While the format of lyrics and descriptors remains the same across all VITAC programming finding the right way to impart the experience of what’s being heard to a viewer is where captioners need to get a little creative. One pre-recorded captioner writes:
“I once worked on a show for Vice that was nothing but a compilation of their unused B roll for transitions and such. It was kind of artsy and was mostly montages set to different music. That job had everything from [ Soft choral music playing ] to [ Speed metal playing ]. Some of the highlights were [ Pungi playing ], [ Tense, ethereal music playing], [ Slow classical fusion music playing ], and [ Electro-funk playing ].”

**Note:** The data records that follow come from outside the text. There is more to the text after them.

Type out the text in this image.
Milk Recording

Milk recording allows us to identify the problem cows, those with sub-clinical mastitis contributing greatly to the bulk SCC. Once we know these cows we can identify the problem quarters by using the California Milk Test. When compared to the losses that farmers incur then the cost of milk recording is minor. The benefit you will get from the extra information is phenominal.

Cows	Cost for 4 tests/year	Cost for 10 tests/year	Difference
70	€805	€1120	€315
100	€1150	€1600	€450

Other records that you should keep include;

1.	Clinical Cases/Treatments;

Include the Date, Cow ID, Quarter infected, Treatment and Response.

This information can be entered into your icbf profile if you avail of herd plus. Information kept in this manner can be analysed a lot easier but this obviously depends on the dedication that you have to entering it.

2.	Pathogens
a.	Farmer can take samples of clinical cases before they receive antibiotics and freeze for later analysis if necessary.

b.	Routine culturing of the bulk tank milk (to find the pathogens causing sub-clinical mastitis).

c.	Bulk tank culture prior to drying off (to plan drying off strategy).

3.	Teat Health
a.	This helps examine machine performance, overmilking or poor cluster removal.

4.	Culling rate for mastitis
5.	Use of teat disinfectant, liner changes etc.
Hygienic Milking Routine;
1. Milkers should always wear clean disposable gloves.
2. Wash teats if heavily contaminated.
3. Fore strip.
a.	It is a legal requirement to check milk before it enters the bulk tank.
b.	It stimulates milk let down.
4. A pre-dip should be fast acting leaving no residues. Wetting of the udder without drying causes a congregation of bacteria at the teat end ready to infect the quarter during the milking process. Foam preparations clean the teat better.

There are a couple of puzzles in finding the appropriate words to articulate sound—music and cartoon sound effects being the most notable—but captioning music has plenty of other difficulties, as well. For instance, if you’ve ever tried finding lyrics online, you know that almost every lyrics site is user-generated, which allows for irregularities and inaccuracies. Still, though, they’ll get you in the ballpark.
As for concerts, on the upcoming “Austin City Limits” with Robert Plant & The Sensational Space shifters or the recent episode with James Taylor, there is a whole lot of vamping and improvisation with the classics they’ve performed dozens, if not hundreds, of times. Combine that with Plant’s unique singing voice and a full band, and deciphering lyrics becomes an almost superhuman feat.
We do receive lyrics for some programming, such as “The Voice”, where covers and new arrangements abound. And, as you can imagine, as music takes center stage for these shows, crowdsourced lyrics will not suffice. Another hurdle for the captioners of these shows is timing the work to ensure rhythm and accuracy, especially in duets. As captions require varying amounts of time to load, ensuring that everyone hits their cue.
Despite the fact that we include lyrics in all of our captions, sometimes we’ve noticed that by the time a program gets to air, the lyrics are deleted from the program. This especially occurs on streaming platforms, and we always try to educate the programmer about the importance of providing a full viewing experience to viewers who rely on captions. While this lawsuit may allow the right to refuse captioning music, VITAC will keep working to bring viewers the most accessible programming possible.